For the past 15 months the NCRF, which represents 52 community radio stations, has been talking with the country’s biggest trade union federation in an attempt to salvage the CDC until last year, a major player and service provider for local community radio.

The CDC currently operates under the Cosatu-initiated, but operationally defunct, Democratic Media Trust. Cosatu spokesman Patrick Craven has confirmed that the trust has not met for “many years” but cannot remember when last it did meet. High-profile political figures, including South African Communist Party secretary general Blade Nzimande, African National Congress MP Pallo Jordaan and Gauteng Premier Mbazima Shilowa, have served on the trust.

One of the issues before Cosatu is a proposal for the trust to be wound up and its assets and liabilities transferred to Cosatu. The CDC’s video stock and radio property have already been transferred to Cosatu under a contract signed in June 2000 by the labour federation and Italy’s Progetto Sviluppo CGIL, the main funder of the trust.

NCRF CEO Mfundisi Mabalane says his organisation has commissioned a feasibility study to help achieve “a sustainable community radio environment” for the country’s airwaves. Formed in Orlando, Soweto, in 1993, the NCRF includes among its aims lobbying for the diversification of the airwaves and spearheading and supporting the birth of community radio stations. “Like the ANC, we are a broad church.”

Cosatu, its alliance partners and the NCRF formed the CDC in the early 1990s to create a pivotal empowering vehicle for community radio stations through technical training, staff training and content sharing.

Towards the end of last year, however, the project’s content-sharing vehicle the South African Community Radio Network, commonly known as Sacrin was terminated because the CDC could no longer afford to pay the R35 000 monthly bill to public signal distributor Sentech, said director Mervyn Swartz. Sentech’s Albert Koffeman confirmed the monthly rental.

The woes of the Cosatu project are not new, says Mabalane. He believes both the CDC and the NCRF are partially to blame.

“There was a lot of excitement when we started, but planning was poor from all of us. We got content right in most cases, but we did very little to consider what would happen next. A lot was done in a haphazard manner.”

Mabalane says the NCRF’s new proposal to Cosatu will not dilute the trade federation’s vision to profile labour issues in community radio programming but will merely enhance it and ensure its sustainability. Neither will the NCRF assume the ownership of the CDC’s resources.

As early as last October, together with Cape Town-based Workers World Radio Productions, the NCRF has been providing programmes on labour issues to at least 20 community radio stations and the SABC’s Xhosa language station Umhlobo Wenene.

The initiative is said to enjoy the support of various affiliates of both Cosatu and the National African Confederation of Trade Unions (Nactu).

Topics that have been discussed to date include racism, privatisation and unemployment.

It is partly the NCRF’s history of promoting labour issues that make the forum confident that its proposal to Cosatu will win the day.

Craven was, however, cautious this week.
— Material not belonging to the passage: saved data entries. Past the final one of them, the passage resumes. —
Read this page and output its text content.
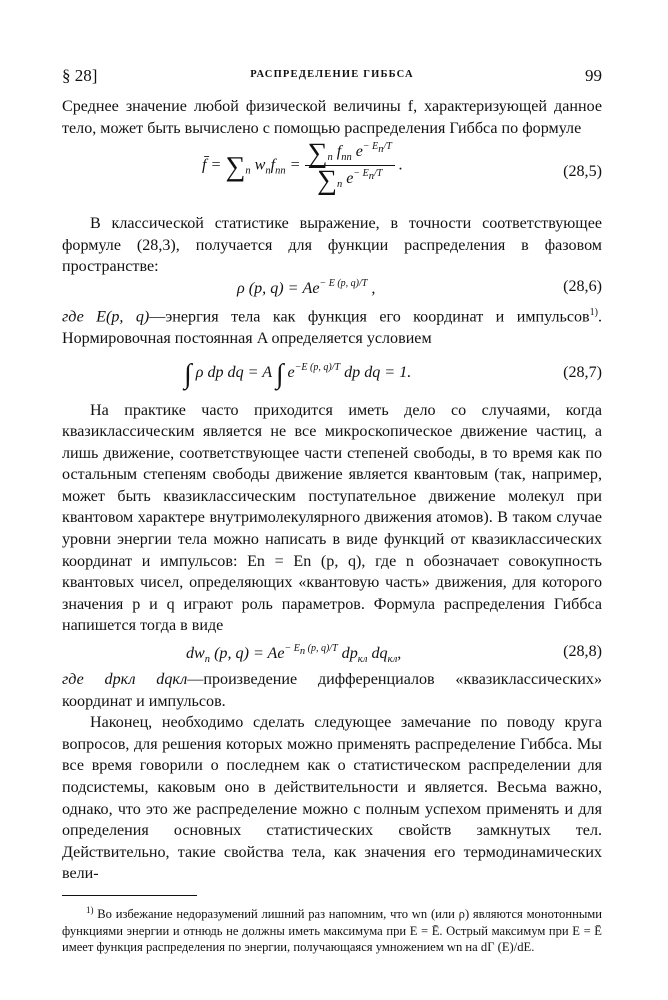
§ 28]	РАСПРЕДЕЛЕНИЕ ГИББСА	99

Среднее значение любой физической величины f, характеризующей данное тело, может быть вычислено с помощью распределения Гиббса по формуле

f̄ = $\sum_n$ $w_nf_{nn} = \frac{\sum_n f_{nn} e^{- E_n/T}}{\sum_n e^{- E_n/T}}$ .	(28,5)

В классической статистике выражение, в точности соответствующее формуле (28,3), получается для функции распределения в фазовом пространстве:

ρ (p, $q) = Ae^{- E (p, q)/T}$ ,	(28,6)

где E(p, q)—энергия тела как функция его координат и импульсов$^{1)}$. Нормировочная постоянная A определяется условием

∫ ρ dp dq = A ∫ $e^{-E (p, q)/T}$ dp dq = 1.	(28,7)

На практике часто приходится иметь дело со случаями, когда квазиклассическим является не все микроскопическое движение частиц, а лишь движение, соответствующее части степеней свободы, в то время как по остальным степеням свободы движение является квантовым (так, например, может быть квазиклассическим поступательное движение молекул при квантовом характере внутримолекулярного движения атомов). В таком случае уровни энергии тела можно написать в виде функций от квазиклассических координат и импульсов: En = En (p, q), где n обозначает совокупность квантовых чисел, определяющих «квантовую часть» движения, для которого значения p и q играют роль параметров. Формула распределения Гиббса напишется тогда в виде

$dw_n$ (p, $q) = Ae^{- E_n (p, q)/T}$ $dp_{кл}$ $dq_{кл}$,	(28,8)

где dpкл dqкл—произведение дифференциалов «квазиклассических» координат и импульсов.

Наконец, необходимо сделать следующее замечание по поводу круга вопросов, для решения которых можно применять распределение Гиббса. Мы все время говорили о последнем как о статистическом распределении для подсистемы, каковым оно в действительности и является. Весьма важно, однако, что это же распределение можно с полным успехом применять и для определения основных статистических свойств замкнутых тел. Действительно, такие свойства тела, как значения его термодинамических вели-

$^{1)}$ Во избежание недоразумений лишний раз напомним, что wn (или ρ) являются монотонными функциями энергии и отнюдь не должны иметь максимума при E = Ē. Острый максимум при E = Ē имеет функция распределения по энергии, получающаяся умножением wn на dΓ (E)/dE.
He said the NCRF was among “some parties” Cosatu was talking to on the future of CDC. He refused to name the other parties involved in talks.
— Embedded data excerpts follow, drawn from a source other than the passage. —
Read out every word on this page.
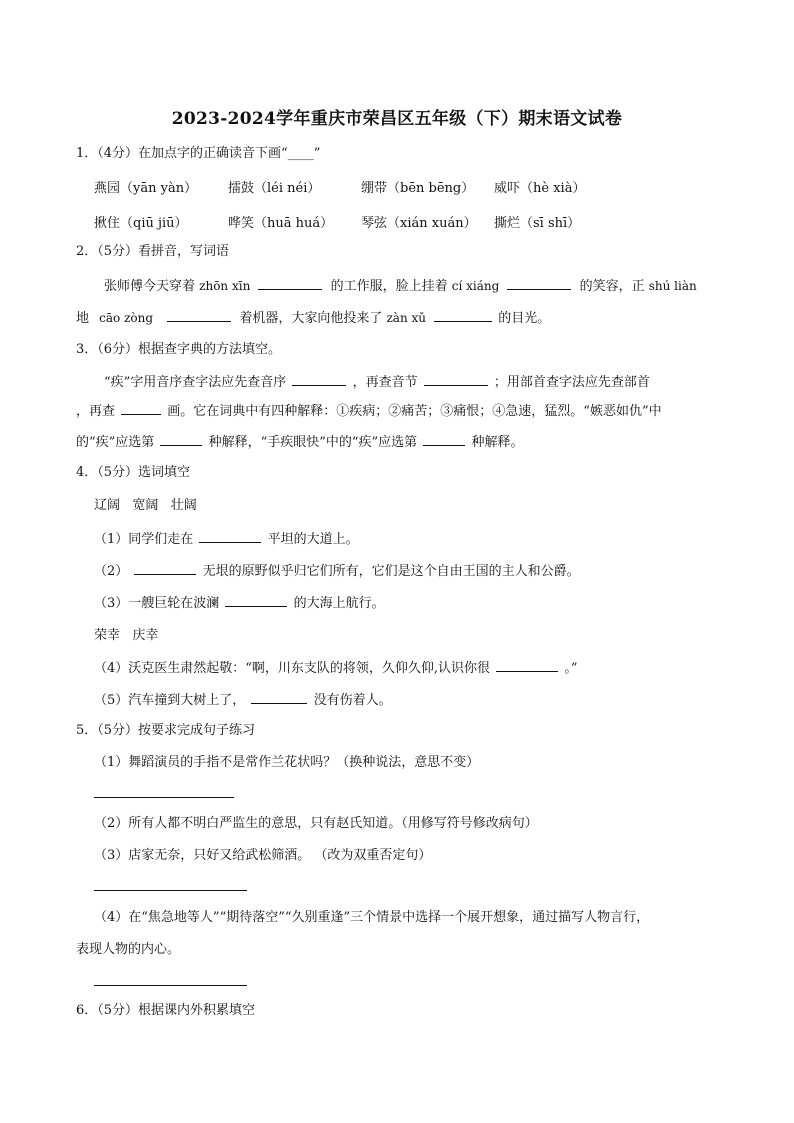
2023-2024学年重庆市荣昌区五年级（下）期末语文试卷
1．（4分）在加点字的正确读音下画“____”
燕园（yān yàn） 擂鼓（léi néi）	绷带（bēn bēng） 威吓（hè xià）
揪住（qiū jiū）	哗笑（huā huá） 琴弦（xián xuán） 撕烂（sī shī）
2．（5分）看拼音，写词语
张师傅今天穿着 zhōn xīn	的工作服，脸上挂着 cí xiáng	的笑容，正 shú liàn
地 cāo zòng	着机器，大家向他投来了 zàn xǔ	的目光。
3．（6分）根据查字典的方法填空。
“疾”字用音序查字法应先查音序	，再查音节	；用部首查字法应先查部首
，再查	画。它在词典中有四种解释：①疾病；②痛苦；③痛恨；④急速，猛烈。“嫉恶如仇”中
的“疾”应选第	种解释，“手疾眼快”中的“疾”应选第	种解释。
4．（5分）选词填空
辽阔   宽阔   壮阔
（1）同学们走在	平坦的大道上。
（2）	无垠的原野似乎归它们所有，它们是这个自由王国的主人和公爵。
（3）一艘巨轮在波澜	的大海上航行。
荣幸   庆幸
（4）沃克医生肃然起敬：“啊，川东支队的将领，久仰久仰,认识你很	。”
（5）汽车撞到大树上了，	没有伤着人。
5．（5分）按要求完成句子练习
（1）舞蹈演员的手指不是常作兰花状吗？（换种说法，意思不变）
（2）所有人都不明白严监生的意思，只有赵氏知道。（用修写符号修改病句）
（3）店家无奈，只好又给武松筛酒。 （改为双重否定句）
（4）在“焦急地等人”“期待落空”“久别重逢”三个情景中选择一个展开想象，通过描写人物言行，
表现人物的内心。
6．（5分）根据课内外积累填空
Mabalane is confident that once the CDC’s future has been decided and the NCRF’s feasibility study completed expected by the end of March the NCRF will be in a better position to steer South Africa’s community radio into a solid future.

“We are passing through the learning phase,” he says. He adds that given that community radio is only seven years old in the country, its current wave of problems are not insurmountable.
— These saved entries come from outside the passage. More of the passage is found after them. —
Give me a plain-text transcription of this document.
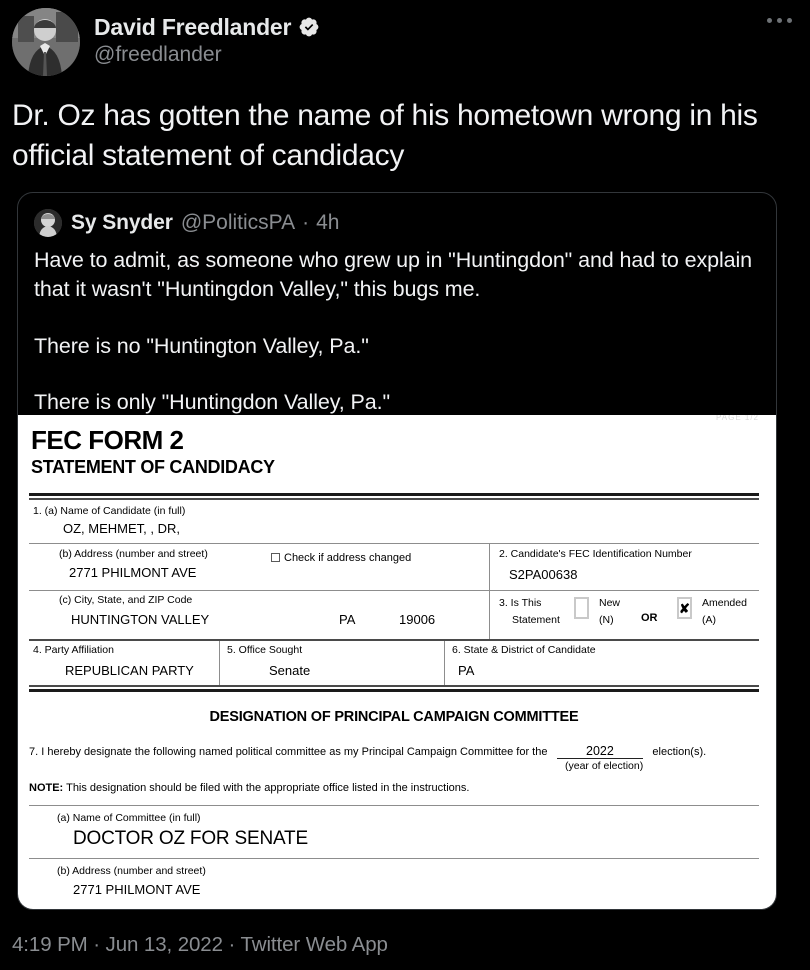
David Freedlander
@freedlander
Dr. Oz has gotten the name of his hometown wrong in his official statement of candidacy
Sy Snyder @PoliticsPA · 4h

Have to admit, as someone who grew up in "Huntingdon" and had to explain that it wasn't "Huntingdon Valley," this bugs me.

There is no "Huntington Valley, Pa."

There is only "Huntingdon Valley, Pa."

PAGE 1/2
FEC FORM 2
STATEMENT OF CANDIDACY
1. (a) Name of Candidate (in full)
OZ, MEHMET, , DR,
(b) Address (number and street)
2771 PHILMONT AVE
Check if address changed	2. Candidate's FEC Identification Number
S2PA00638
(c) City, State, and ZIP Code
HUNTINGTON VALLEY	PA	19006
3. Is This
Statement
New
(N)	OR
✘ Amended
(A)
4. Party Affiliation
REPUBLICAN PARTY
5. Office Sought
Senate
6. State & District of Candidate
PA
DESIGNATION OF PRINCIPAL CAMPAIGN COMMITTEE
7. I hereby designate the following named political committee as my Principal Campaign Committee for the	2022	election(s).
(year of election)
NOTE: This designation should be filed with the appropriate office listed in the instructions.
(a) Name of Committee (in full)
DOCTOR OZ FOR SENATE
(b) Address (number and street)
2771 PHILMONT AVE
4:19 PM · Jun 13, 2022 · Twitter Web App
“Latin America is still facing similar problems 30 years after starting community radio stations.”

Although Sacrin is not about to be revived yet, what is important for Mabalane is that the NCRF has learnt lessons from the current problems faced by the local community radio fraternity. These lessons will also feature prominently at the NCRF’s annual congress in June.

Even in terms of content, the NCRF is now moving away from providing content from Braamfontein to the stations. Rather, it is planning to enhance the capacity of community radio stations to package their own local content and bring content to a bigger pool for sharing, if necessary.

“Our role is that of a middle man; community control remains one of the core defining features of community radio. For cost-cutting we also want to use satellite facilities only when we see the need,” he says. At present Sentech charges each community radio station R8 000 a month for a full service that includes equipment and a mast.

To address the challenges of the digital divide, Mabalane says the NCRF’s priority is to help community radio stations “understand the divide”. In line with this, one of the NCRF’s main projects for this year is ensuring that its recently set up information and communications technology development department is fully functional.